星の写真、撮ってます。

        尾 崎 陽 一
 
 小惑星探査機「はやぶさ」が、60億キロの旅をし、小惑星イトカワから試料を持ち帰り、日本の技術力、システム構築能力の高さを世界に知らしめている昨今、というわけでもないが、星の写真を撮るのがマイブームになっている。
 きっかけは、今夏の盆休み、暇になった深夜にインターネットをブラブラ観ていたときに出会った、とあるサイトの星雲写真。銀河の一部を雲海のごとく写し撮ったその写真を見て、その昔、天体望遠鏡で夜空を眺めていた時代を思い出したのがきっかけだった。

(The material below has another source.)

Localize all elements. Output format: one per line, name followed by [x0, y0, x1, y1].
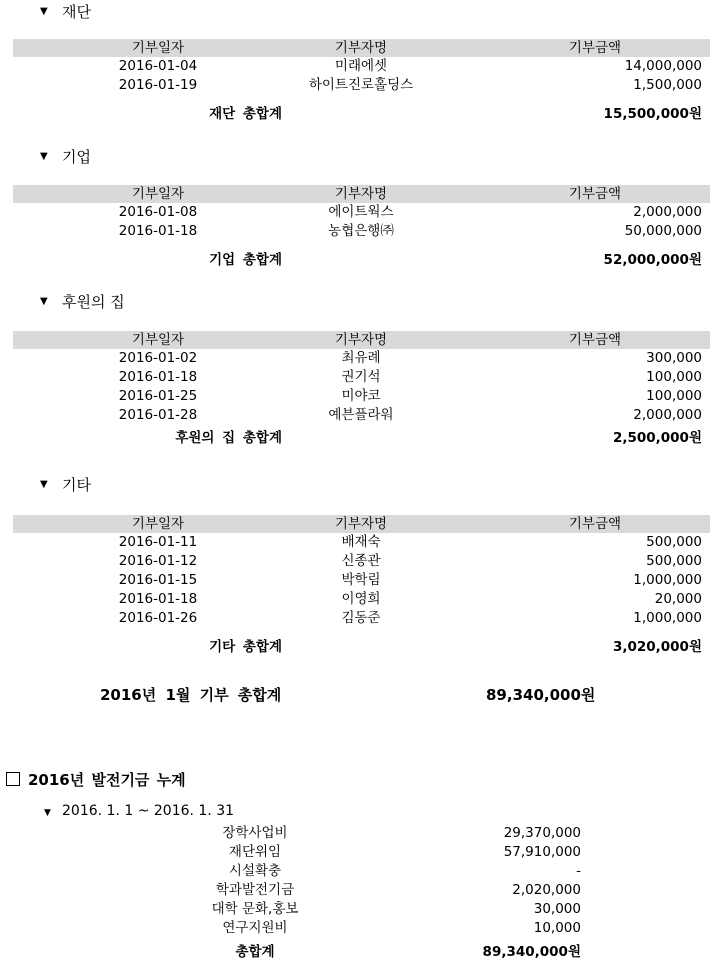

 この手の写真を撮ろうとすると高価な機材と高度なテクニックとが要求されるものだと思い込んでいたのだが、ネットで調べると家にあるデジカメと望遠レンズ+αの機材とで十分な写真が撮れそうだった。
 そこで、手持ち以外の必要な機材をネットオークションで安く手に入れ、いざ!撮ってみた。
…つまらん…。実につまらない写真が撮れてしまった。
 星は写っているが、ただそれだけ。ネットで見つけた写真はおろか、昔、秋穂中道の海岸で観た夏の銀河の感動にも程遠い出来の写真だった。だが、これで火が点いた。
 趣味は、結局、努力と根性。高価な機材が買えないならテクニックを磨くしかない、と時間
の空いた週末の夜は、ひたすら星を追いかける技術力の向上にいそしんでいる。
 最近は、コンピューター制御でカメラも望遠鏡もコントロールできるので、昔のように手で星を追いかけなくても良いが、精度の高い追尾を行うためにはそれなりのテクニックが必要とされるのだ。
 12月も半ばを過ぎ、目を南東の空に転ずれば、そこには大きくオリオン座がかかっている。
 目の良い方であれば、その中心より下にずれたところに淡く瞬くオリオ大星雲が観望できるはず。
 複雑な形状と色合いのオリオン大星雲付近。
この冬は、なんとかこれを写し撮りたいものである。